Another important signpost was his Test debut against the USA in June 2017, when coming on for the last half-hour of a 55-19 win. But Heffernan admits he played quite poorly.
“I was very disappointed with how I performed, and didn’t really get a look in after that, which was fair enough.”
“Some stuff went wrong that was completely my fault and a couple of other things I was unlucky with. A combination of the two meant it didn’t go well.”
He describes the season that followed, 2017-2018, as "the most frustrating" he's ever had but it all changed when Andy Friend came in as head coach.

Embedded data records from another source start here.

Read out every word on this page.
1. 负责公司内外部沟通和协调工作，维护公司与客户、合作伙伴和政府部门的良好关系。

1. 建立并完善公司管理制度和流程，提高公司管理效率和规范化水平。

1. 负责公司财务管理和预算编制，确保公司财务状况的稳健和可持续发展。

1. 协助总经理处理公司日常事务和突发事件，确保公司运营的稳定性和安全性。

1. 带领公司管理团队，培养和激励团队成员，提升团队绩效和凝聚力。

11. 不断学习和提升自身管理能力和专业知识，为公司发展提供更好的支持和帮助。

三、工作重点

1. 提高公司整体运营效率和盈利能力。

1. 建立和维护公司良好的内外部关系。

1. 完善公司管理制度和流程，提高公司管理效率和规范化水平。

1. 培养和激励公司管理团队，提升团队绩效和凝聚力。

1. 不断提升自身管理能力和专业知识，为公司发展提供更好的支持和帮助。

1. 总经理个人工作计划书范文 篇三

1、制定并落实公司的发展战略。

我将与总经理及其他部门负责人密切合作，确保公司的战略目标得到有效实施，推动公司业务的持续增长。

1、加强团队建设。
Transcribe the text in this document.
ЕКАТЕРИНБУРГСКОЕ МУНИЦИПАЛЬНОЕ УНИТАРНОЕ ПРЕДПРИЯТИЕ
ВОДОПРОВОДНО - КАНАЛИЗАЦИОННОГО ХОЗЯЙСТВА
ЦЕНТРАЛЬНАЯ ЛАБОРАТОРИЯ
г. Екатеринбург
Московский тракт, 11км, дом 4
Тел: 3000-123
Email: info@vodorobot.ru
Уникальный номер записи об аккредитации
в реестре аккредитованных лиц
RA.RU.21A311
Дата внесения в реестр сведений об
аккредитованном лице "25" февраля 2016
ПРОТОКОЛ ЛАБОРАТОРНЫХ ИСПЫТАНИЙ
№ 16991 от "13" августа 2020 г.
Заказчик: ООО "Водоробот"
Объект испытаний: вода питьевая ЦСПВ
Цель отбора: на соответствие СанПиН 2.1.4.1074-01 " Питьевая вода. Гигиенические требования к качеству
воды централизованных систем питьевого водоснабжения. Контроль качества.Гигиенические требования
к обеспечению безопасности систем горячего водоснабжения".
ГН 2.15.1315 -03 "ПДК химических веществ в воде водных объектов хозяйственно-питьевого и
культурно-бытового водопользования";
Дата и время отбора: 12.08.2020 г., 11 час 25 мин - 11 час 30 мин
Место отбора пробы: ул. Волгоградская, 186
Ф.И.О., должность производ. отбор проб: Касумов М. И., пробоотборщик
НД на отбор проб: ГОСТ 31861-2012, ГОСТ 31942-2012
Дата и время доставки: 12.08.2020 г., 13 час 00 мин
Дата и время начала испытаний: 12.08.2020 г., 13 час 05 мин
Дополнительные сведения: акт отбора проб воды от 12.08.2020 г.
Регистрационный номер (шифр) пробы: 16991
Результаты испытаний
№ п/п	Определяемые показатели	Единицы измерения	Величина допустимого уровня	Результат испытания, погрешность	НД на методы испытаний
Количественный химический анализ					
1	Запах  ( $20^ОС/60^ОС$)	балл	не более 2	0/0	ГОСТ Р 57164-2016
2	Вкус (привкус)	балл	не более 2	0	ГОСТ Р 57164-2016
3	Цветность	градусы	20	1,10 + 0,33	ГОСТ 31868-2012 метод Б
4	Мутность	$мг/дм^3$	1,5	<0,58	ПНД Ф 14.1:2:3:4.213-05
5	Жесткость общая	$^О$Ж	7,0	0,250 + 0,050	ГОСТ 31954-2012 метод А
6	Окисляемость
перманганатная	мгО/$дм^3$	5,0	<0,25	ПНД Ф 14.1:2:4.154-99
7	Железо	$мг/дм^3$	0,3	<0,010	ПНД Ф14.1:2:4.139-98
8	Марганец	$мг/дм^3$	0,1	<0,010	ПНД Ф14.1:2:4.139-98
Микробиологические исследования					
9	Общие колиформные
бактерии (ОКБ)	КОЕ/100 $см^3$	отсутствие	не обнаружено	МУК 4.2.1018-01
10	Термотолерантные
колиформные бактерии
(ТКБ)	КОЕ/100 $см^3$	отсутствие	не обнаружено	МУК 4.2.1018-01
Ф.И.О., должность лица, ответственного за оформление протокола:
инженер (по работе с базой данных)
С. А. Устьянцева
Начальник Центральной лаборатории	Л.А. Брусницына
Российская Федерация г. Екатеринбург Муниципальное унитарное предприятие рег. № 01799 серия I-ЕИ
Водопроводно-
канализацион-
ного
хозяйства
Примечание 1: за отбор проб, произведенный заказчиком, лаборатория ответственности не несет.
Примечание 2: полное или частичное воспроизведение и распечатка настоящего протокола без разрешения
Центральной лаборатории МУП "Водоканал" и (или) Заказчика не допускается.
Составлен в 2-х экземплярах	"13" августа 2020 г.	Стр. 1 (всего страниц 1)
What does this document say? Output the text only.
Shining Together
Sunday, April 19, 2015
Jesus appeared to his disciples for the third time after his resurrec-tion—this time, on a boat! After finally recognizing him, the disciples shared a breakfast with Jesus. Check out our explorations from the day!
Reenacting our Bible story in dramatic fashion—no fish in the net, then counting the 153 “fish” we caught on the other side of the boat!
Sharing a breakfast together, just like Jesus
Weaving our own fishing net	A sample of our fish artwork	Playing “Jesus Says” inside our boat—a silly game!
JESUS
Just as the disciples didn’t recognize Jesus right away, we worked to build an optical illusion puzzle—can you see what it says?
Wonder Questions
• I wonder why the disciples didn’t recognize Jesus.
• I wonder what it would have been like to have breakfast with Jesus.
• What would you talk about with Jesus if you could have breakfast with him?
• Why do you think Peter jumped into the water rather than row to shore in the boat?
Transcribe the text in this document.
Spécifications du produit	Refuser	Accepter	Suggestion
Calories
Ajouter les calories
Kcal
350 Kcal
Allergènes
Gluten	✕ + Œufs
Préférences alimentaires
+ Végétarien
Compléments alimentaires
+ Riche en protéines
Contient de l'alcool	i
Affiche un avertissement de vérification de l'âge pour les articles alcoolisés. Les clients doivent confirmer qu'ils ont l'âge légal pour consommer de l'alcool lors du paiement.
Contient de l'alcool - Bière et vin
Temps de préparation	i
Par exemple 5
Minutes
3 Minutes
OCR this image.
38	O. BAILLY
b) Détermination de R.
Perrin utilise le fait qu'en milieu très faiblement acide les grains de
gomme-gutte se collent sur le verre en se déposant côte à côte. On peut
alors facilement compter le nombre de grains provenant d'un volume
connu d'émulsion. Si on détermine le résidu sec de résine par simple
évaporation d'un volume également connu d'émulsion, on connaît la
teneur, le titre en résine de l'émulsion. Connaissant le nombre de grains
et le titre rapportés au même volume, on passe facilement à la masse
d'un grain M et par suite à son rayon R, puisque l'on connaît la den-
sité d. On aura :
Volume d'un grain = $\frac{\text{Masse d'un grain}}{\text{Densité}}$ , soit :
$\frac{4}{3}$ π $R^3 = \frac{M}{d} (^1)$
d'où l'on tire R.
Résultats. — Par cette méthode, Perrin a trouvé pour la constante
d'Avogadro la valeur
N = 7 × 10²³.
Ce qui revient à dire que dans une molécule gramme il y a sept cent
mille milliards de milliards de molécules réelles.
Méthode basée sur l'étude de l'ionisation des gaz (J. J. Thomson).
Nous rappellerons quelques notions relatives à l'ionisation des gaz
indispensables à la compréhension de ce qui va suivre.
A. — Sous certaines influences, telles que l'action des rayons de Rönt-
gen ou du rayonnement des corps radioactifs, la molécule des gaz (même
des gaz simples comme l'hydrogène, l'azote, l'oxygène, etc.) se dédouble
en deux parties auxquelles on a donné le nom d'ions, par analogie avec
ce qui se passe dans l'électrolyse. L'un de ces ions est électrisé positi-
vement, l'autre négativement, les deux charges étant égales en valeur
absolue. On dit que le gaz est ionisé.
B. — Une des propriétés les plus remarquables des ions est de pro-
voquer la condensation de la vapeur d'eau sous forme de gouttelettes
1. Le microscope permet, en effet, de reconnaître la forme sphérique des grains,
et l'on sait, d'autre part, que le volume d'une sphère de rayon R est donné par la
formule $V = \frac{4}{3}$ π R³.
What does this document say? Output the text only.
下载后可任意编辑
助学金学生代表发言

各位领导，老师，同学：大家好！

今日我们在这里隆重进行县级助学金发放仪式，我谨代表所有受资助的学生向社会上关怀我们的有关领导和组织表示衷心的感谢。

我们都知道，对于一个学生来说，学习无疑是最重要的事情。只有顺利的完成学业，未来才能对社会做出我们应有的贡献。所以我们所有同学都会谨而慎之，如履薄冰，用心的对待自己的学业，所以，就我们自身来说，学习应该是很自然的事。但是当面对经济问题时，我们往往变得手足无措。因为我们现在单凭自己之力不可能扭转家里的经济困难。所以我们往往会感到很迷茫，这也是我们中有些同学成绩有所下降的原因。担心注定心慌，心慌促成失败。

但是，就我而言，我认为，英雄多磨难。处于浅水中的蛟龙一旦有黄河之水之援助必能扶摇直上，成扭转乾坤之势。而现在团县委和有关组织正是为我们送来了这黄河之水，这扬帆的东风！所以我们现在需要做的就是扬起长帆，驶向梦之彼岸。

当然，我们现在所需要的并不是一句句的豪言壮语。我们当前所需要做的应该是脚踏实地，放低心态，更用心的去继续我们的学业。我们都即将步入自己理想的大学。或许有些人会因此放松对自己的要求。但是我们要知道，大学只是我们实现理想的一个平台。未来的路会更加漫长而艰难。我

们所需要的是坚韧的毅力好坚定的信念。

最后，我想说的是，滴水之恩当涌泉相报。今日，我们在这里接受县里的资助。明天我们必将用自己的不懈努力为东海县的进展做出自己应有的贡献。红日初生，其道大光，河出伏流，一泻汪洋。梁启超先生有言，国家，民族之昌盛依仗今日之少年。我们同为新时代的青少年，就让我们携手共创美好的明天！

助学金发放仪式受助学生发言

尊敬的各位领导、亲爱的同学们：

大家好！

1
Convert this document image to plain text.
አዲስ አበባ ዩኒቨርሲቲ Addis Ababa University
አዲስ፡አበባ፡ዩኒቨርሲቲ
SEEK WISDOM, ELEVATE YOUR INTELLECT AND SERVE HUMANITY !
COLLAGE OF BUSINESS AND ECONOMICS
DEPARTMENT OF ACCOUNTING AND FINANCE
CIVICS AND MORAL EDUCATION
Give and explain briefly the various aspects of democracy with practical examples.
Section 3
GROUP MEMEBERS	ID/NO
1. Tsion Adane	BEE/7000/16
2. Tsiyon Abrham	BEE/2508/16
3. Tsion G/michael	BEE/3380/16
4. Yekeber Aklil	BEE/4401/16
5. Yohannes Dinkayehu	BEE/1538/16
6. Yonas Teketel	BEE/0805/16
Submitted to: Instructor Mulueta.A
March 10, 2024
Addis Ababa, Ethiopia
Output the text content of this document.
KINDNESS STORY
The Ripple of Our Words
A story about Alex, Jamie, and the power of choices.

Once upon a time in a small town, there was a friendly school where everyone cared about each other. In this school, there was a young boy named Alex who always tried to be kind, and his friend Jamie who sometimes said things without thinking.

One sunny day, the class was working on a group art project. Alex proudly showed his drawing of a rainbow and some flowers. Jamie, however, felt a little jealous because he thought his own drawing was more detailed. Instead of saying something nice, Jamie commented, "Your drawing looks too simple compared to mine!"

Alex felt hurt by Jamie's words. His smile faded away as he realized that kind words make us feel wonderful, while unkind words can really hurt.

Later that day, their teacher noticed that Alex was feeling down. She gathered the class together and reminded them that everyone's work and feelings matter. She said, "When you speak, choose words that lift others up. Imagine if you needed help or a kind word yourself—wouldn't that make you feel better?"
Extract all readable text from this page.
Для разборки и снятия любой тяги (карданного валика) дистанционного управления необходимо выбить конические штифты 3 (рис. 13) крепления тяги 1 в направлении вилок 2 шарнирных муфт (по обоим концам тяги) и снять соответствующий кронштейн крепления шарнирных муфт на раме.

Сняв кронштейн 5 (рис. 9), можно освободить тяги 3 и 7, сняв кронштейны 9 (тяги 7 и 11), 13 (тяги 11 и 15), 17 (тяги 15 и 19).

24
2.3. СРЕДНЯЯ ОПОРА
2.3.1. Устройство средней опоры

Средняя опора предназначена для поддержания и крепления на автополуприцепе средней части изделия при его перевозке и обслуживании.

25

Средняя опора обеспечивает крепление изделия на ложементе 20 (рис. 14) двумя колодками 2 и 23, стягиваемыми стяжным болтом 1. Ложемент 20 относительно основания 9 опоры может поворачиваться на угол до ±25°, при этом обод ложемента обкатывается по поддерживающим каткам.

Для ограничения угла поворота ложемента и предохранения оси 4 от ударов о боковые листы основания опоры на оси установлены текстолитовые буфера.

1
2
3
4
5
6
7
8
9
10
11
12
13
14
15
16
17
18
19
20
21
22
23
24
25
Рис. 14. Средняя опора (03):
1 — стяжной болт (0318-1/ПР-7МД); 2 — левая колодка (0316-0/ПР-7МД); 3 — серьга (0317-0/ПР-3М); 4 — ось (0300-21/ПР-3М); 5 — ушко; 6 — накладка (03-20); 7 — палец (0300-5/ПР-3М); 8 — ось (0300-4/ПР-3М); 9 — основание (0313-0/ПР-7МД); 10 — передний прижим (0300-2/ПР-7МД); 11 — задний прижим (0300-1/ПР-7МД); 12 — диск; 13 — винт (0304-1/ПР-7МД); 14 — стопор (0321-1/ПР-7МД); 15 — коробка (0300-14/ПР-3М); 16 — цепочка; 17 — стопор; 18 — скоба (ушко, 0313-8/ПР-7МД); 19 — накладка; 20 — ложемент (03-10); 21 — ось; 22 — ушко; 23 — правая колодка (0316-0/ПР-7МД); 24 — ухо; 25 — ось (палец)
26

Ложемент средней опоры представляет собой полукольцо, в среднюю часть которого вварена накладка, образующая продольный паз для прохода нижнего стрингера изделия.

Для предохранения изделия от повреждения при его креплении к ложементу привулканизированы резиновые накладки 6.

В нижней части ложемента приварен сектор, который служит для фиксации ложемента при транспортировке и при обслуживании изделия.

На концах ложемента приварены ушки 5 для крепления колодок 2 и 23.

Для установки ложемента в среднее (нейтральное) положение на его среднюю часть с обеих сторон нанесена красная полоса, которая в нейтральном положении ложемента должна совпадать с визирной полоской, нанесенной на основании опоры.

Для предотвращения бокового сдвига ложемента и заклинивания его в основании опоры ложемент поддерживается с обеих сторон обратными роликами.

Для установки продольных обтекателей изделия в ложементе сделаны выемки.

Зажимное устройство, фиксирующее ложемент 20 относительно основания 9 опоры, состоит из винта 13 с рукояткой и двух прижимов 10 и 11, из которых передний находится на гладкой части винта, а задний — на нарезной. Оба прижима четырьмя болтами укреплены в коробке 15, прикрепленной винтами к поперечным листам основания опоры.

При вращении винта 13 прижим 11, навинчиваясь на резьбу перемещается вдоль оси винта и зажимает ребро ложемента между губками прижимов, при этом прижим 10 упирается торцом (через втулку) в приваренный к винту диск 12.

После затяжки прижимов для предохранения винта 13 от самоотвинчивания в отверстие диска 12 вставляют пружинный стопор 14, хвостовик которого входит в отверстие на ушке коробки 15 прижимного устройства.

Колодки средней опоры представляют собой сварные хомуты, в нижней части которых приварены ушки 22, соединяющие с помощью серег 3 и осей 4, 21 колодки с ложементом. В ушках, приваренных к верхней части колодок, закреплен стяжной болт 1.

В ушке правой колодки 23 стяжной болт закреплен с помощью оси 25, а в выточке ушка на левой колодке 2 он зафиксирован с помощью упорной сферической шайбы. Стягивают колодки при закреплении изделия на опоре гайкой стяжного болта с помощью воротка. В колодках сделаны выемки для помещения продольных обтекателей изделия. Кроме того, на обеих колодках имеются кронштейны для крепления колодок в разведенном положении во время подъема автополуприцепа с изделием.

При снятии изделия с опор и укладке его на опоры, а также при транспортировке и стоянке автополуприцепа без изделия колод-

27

“He gave me a lot of confidence in myself again. It was a big relief when he came in. He picked me as captain as well for the first time,” says Heffernan in reference to him leading the side in the final warm-up game against Bristol.
“I hadn’t seen myself as a typical captain, I’d be a lot quieter than most of the guys, but he put a bit of faith in me at the start of the year when I needed it. He’s been brilliant.”
“It can be frustrating at times, being rotated, but he always has a good reason behind it. The way he delivers his message it’s never overly negative and if there’s any criticism it’s always constructive.”
“Friendy has been massive for me, as have the rest of the coaching staff. When I first switched to hooker Jimmy [Duffy] was one of the academy coaches at the time, and he has brought me aside a few times when I was getting a bit down on myself. He’s ultra professional in the way he does everything and he won’t bulls**t you about anything either, which is what you need.”
Duffy also hails Heffernan’s diligence and work rate and, typically, when we spoke during Wednesday’s down day, Heffernan had just finished optional throwing practice.
Heffernan reckons he gets his work ethic from his father Ivan, and since he was 15 he's regularly done any extra conditioning with both his father and his uncle, Brian Heffernan, who played for Mayo in 1996 and captained Ballina.
“I was never the star player in any team I was a part of and I found I made massive jumps from training with them, overtaking guys who were probably a bit more talented than me.”
As for Heffernan’s future, Duffy says: “The only way is up. As a coach you come across a player he excites you, and I don’t know where this guy’s ceiling is.”
“I’m getting older obviously,” Heffernan admits with a chuckle, “but I do think I’ve a bit of a way to go. There’s a lot more I want to achieve, definitely, and I think we’re heading in a really good direction as a club.”
“To win silverware again with Connacht would be an incredible achievement and to get back into the national team has been something I really want, to redeem myself, because it is something I regret looking back on my career. It’s the only shot I’ve had at it and it would be incredible to get back in there at some stage.”